Cornercutting: The cornercutting on this cube depends on the tensions, but on reasonable tensions it will cut easily over 45˚ forward and past line-to-line reverse.

Edgecutting: The edgecutting on this cube depends on the tensions, but on reasonable tensions it will cut line-to-line forward and 30˚ reverse.

Magnets: The magnet strength on this cube is comparable to that of the strong Gan XS and Gan X magnets, though it might be a bit stronger.

My Setup: I have my GES on setting 2, with the elasticity on setting 4. I lubed it with Lubicle Silk, Lunar, Compound X, and Cubicle Weight 5

Comparison with Other Gan Cubes: 
354 M: Compared to the 354, it feels very different. The Air M is much rounder feeling, and is 2 millimeters bigger. It is much lighter, and the tensioning system is much better. It is faster, but not as smooth. I don't really see any reason to get the 354 instead of the Air M, as I think that the Air M is superior in every category.
356 X: The Gan X is much smoother than the Air M, but sacrifices speed. The X has adjustable magnets, which is a nice customization feature. The X's tensioning system is a bit easier to understand, but requires carrying around a case on 21 extra GES. The Air M is lighter than the X, and is also not as clicky. I would say to get the X if smoother and more controllable cubes are your thing.
356 XS: This is really interesting, as when I heard about the Air M I thought it would just be the same as the XS, but just without the adjustable magnets. I was wrong. The XS feels much more swishy, but is slightly less stable. It has adjustable magnets, which might be a deciding factor if you like weak magnets. The mechanism looks exactly the same to me, so the feel could have to do with setup and break-in.

Final thoughts: The Air M is a good release from Gan, though I think it is too similar to previous releases, and I hope Gan tries something different next time.

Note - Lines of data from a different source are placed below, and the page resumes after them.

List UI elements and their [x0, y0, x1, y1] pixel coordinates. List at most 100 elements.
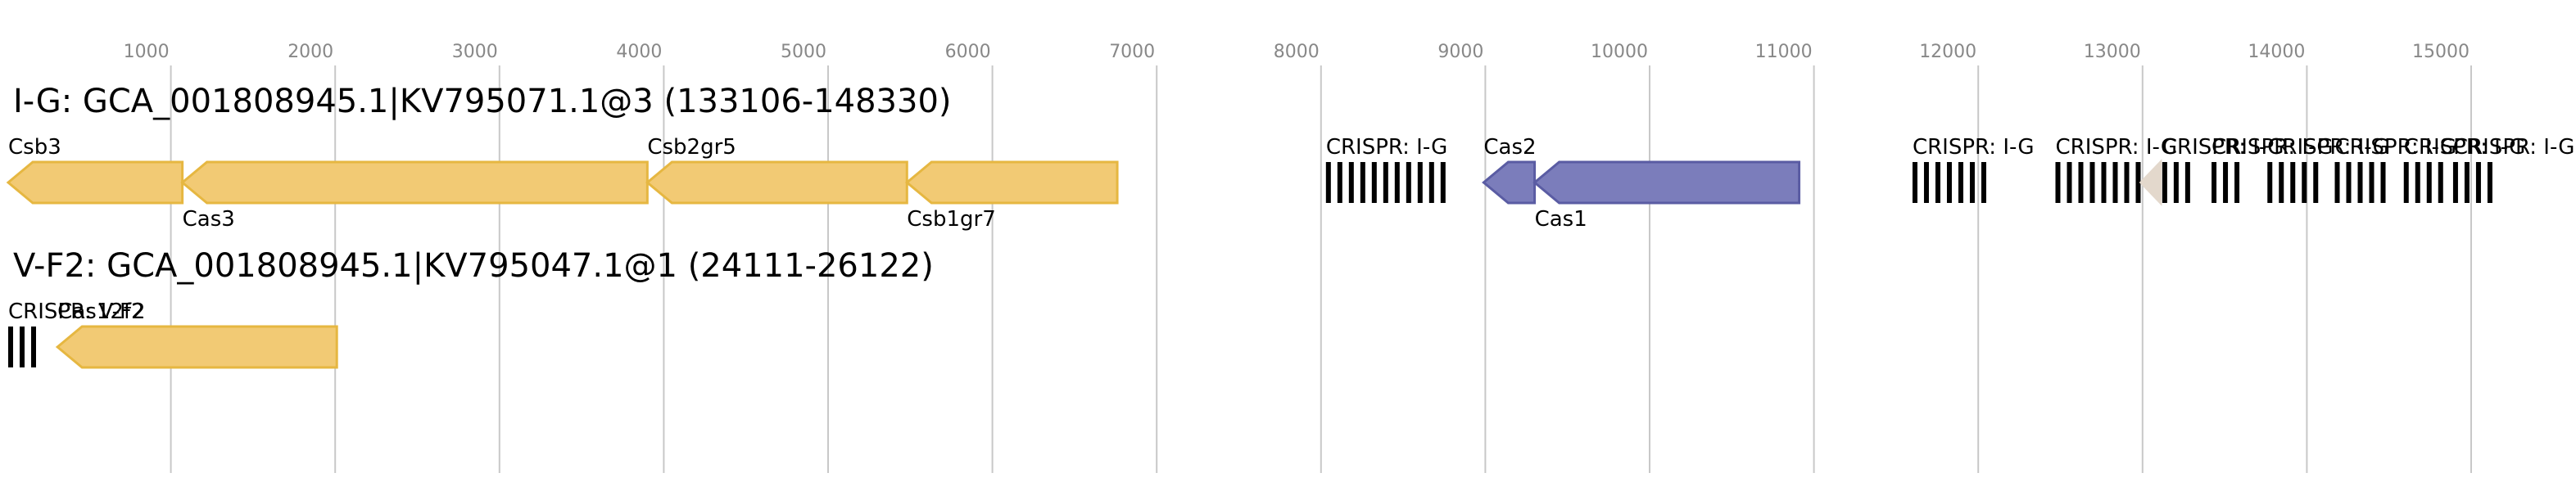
- crispr-spacer: [1406, 162, 1411, 203]
- feature-label: Cas12f2: [57, 300, 144, 324]
- crispr-array: [2267, 162, 2319, 203]
- crispr-array: [8, 327, 37, 367]
- crispr-spacer: [2279, 162, 2284, 203]
- gene-arrow: [2139, 159, 2162, 206]
- tick-label: 9000: [1437, 42, 1483, 62]
- feature-label: CRISPR: I-G: [2335, 135, 2457, 160]
- crispr-spacer: [2357, 162, 2363, 203]
- tick-label: 8000: [1274, 42, 1320, 62]
- feature-label: CRISPR: I-G: [2453, 135, 2575, 160]
- crispr-spacer: [2426, 162, 2432, 203]
- crispr-spacer: [2369, 162, 2375, 203]
- crispr-spacer: [2452, 162, 2458, 203]
- tick-label: 7000: [1109, 42, 1155, 62]
- gene-arrow: [645, 160, 908, 205]
- gene-arrow: [180, 160, 649, 205]
- crispr-spacer: [2135, 162, 2141, 203]
- crispr-spacer: [2487, 162, 2492, 203]
- crispr-spacer: [2212, 162, 2217, 203]
- crispr-spacer: [1912, 162, 1917, 203]
- crispr-spacer: [2184, 162, 2190, 203]
- feature-label: CRISPR: V-F2: [8, 300, 146, 324]
- tick-label: 10000: [1591, 42, 1648, 62]
- gene-arrow: [6, 160, 184, 205]
- crispr-spacer: [2438, 162, 2443, 203]
- crispr-spacer: [2415, 162, 2420, 203]
- feature-label: Cas2: [1483, 135, 1536, 160]
- track-title: V-F2: GCA_001808945.1|KV795047.1@1 (2411…: [13, 247, 934, 285]
- crispr-spacer: [2380, 162, 2386, 203]
- feature-label: CRISPR: I-G: [2212, 135, 2334, 160]
- crispr-spacer: [1969, 162, 1975, 203]
- crispr-array: [2162, 162, 2190, 203]
- crispr-spacer: [1383, 162, 1388, 203]
- crispr-spacer: [2112, 162, 2118, 203]
- crispr-array: [2212, 162, 2240, 203]
- tick-label: 11000: [1755, 42, 1813, 62]
- tick-label: 14000: [2248, 42, 2305, 62]
- crispr-array: [2452, 162, 2492, 203]
- crispr-spacer: [2089, 162, 2095, 203]
- crispr-array: [2055, 162, 2141, 203]
- tick-label: 15000: [2412, 42, 2470, 62]
- crispr-spacer: [2403, 162, 2409, 203]
- crispr-spacer: [2055, 162, 2061, 203]
- crispr-array: [1325, 162, 1446, 203]
- crispr-spacer: [1428, 162, 1434, 203]
- feature-label: Csb2gr5: [647, 135, 736, 160]
- crispr-spacer: [2313, 162, 2319, 203]
- gene-arrow: [904, 160, 1119, 205]
- feature-label: Csb1gr7: [907, 207, 995, 232]
- crispr-spacer: [2162, 162, 2167, 203]
- feature-label: CRISPR: I-G: [2267, 135, 2389, 160]
- crispr-spacer: [2101, 162, 2107, 203]
- crispr-spacer: [1348, 162, 1354, 203]
- crispr-spacer: [1946, 162, 1952, 203]
- tick-label: 12000: [1919, 42, 1976, 62]
- crispr-spacer: [2234, 162, 2240, 203]
- crispr-spacer: [1337, 162, 1342, 203]
- crispr-spacer: [2464, 162, 2470, 203]
- crispr-array: [1912, 162, 1986, 203]
- tick-label: 13000: [2084, 42, 2141, 62]
- gene-arrow: [55, 325, 338, 369]
- crispr-spacer: [20, 327, 25, 367]
- crispr-spacer: [2173, 162, 2179, 203]
- crispr-spacer: [2334, 162, 2340, 203]
- crispr-spacer: [2067, 162, 2072, 203]
- gene-arrow: [1532, 160, 1801, 205]
- crispr-spacer: [1440, 162, 1446, 203]
- crispr-spacer: [1360, 162, 1365, 203]
- crispr-spacer: [1417, 162, 1423, 203]
- tick-label: 4000: [616, 42, 662, 62]
- feature-label: CRISPR: I-G: [2404, 135, 2526, 160]
- crispr-spacer: [1958, 162, 1963, 203]
- crispr-spacer: [1394, 162, 1400, 203]
- crispr-spacer: [31, 327, 37, 367]
- crispr-spacer: [2078, 162, 2084, 203]
- crispr-spacer: [1935, 162, 1940, 203]
- feature-label: Cas1: [1535, 207, 1587, 232]
- crispr-spacer: [2267, 162, 2273, 203]
- crispr-spacer: [8, 327, 14, 367]
- crispr-spacer: [2290, 162, 2296, 203]
- crispr-spacer: [2223, 162, 2229, 203]
- gene-arrow: [1482, 160, 1537, 205]
- feature-label: CRISPR: I-G: [1913, 135, 2035, 160]
- feature-label: CRISPR: I-G: [2055, 135, 2177, 160]
- crispr-spacer: [1981, 162, 1986, 203]
- crispr-spacer: [1325, 162, 1331, 203]
- crispr-spacer: [2124, 162, 2130, 203]
- feature-label: CRISPR: I-G: [2162, 135, 2284, 160]
- tick-label: 6000: [945, 42, 991, 62]
- feature-label: Csb3: [8, 135, 61, 160]
- tick-label: 1000: [124, 42, 170, 62]
- crispr-spacer: [2475, 162, 2481, 203]
- crispr-array: [2334, 162, 2386, 203]
- crispr-spacer: [1371, 162, 1377, 203]
- crispr-spacer: [1923, 162, 1929, 203]
- crispr-spacer: [2346, 162, 2352, 203]
- tick-label: 2000: [287, 42, 333, 62]
- track-title: I-G: GCA_001808945.1|KV795071.1@3 (13310…: [13, 83, 952, 120]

It is my favorite Gan cube because of the stability, and the edge cutting is good. This cube will probably be my BLD main.

Do I Recommend This Cube: It depends on who you are. If you are sure you want a Gan cube, I would recommend the Air M as it is cheaper than the XS, but is probably better for most cubers because it is more stable. If you already have a Gan cube, you don't need to get this cube, as all modern Gan cubes are essentially the same thing but with different customization options. I think the Air M is a bit overpriced, and would fit better in the market at the $35 range. If you have the money, and want a good cube, then you should consider get this, but also look at other cubes, as cubes in any price range can be good depending on you turning style and personal preferences.

Thank you to Gan for giving this to me for free to review


----------



## Zubin Park (Jun 30, 2020)

Did you lube the core of your cube, and if so, what lube did you use?


----------



## CyoobietheCuber (Jun 30, 2020)

Nice review. BTW, how do you do that pattern?


----------



## Cubingcubecuber (Jun 30, 2020)

Zubin Park said:


> Did you lube the core of your cube, and if so, what lube did you use?


No, I didn’t see a need too


CyoobietheCuber said:


> Nice review. BTW, how do you do that pattern?


I just do it with edge commutators, but SCR’s website has an alg for it


----------